When Trump rode down a golden escalator to launch his presidential campaign by calling Mexican immigrants “rapists,” Haran took offense. He faulted the government for failing to secure the border, but he didn’t blame people for seeking better lives for themselves and their families. Haran grew up in Coney Island, near a middle-class apartment complex built by Trump’s father, and he remembered Trump as a braggadocious playboy, not as the successful self-made businessman he later played on TV. Haran stated that he was shocked at the way Trump’s party voted.

Haran then did something that was unusual even among never-Trump Republicans. He became a Democrat.

Haran doesn’t agree with the Democrats on everything, but he said he feels welcome in the party. He’s still passionate about guns and immigration, but he also supports environmental protections and universal health care. He wanted to get rid of Trump. In 2020, he joined the local precinct and began attending party meetings regularly.

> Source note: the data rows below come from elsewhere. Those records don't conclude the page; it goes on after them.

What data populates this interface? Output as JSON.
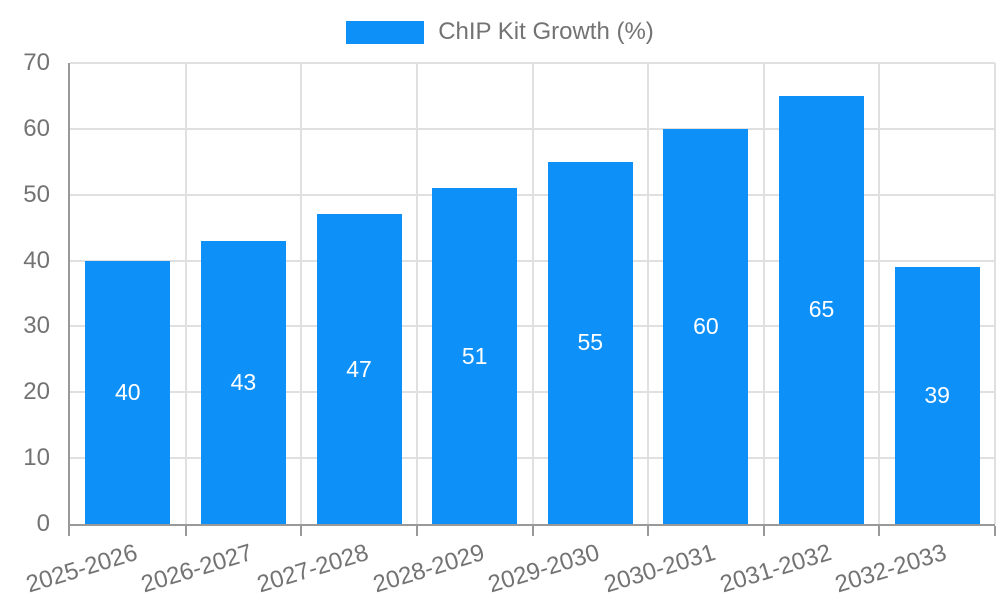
{
  "chart_data": {
    "type": "bar",
    "title": "",
    "categories": [
      "2025-2026",
      "2026-2027",
      "2027-2028",
      "2028-2029",
      "2029-2030",
      "2030-2031",
      "2031-2032",
      "2032-2033"
    ],
    "series": [
      {
        "name": "ChIP Kit Growth (%)",
        "values": [
          40,
          43,
          47,
          51,
          55,
          60,
          65,
          39
        ]
      }
    ],
    "xlabel": "",
    "ylabel": "",
    "ylim": [
      0,
      70
    ],
    "yticks": [
      0,
      10,
      20,
      30,
      40,
      50,
      60,
      70
    ],
    "grid": true,
    "legend_position": "top-center",
    "bar_color": "#0E90F9",
    "value_label_color": "#FFFFFF"
  },
  "colors": {
    "grid": "#E0E0E0",
    "axis": "#999999",
    "tick_text": "#737373"
  }
}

Haran was so excited about Trump’s departure that he tuned in to the Electoral College certification process Jan. 6. He couldn’t believe how fast the Trump supporters reached the Senate floor, or how Oath Keepers were attacking the Constitution they swore to defend.

Haran thought back on the time he ran for office in 2000 as a Republican and lost. “I called my opponent and congratulated him: I would have won except he got more votes,” Haran said. “I conceded, which is bestowing legitimacy on my opponent, which is more important than anything.”

He finds it disturbing that Trump and other Republicans today won’t do that anymore. “They were anti-government,” Haran said of the GOP, “but now they’re being anti-democracy.”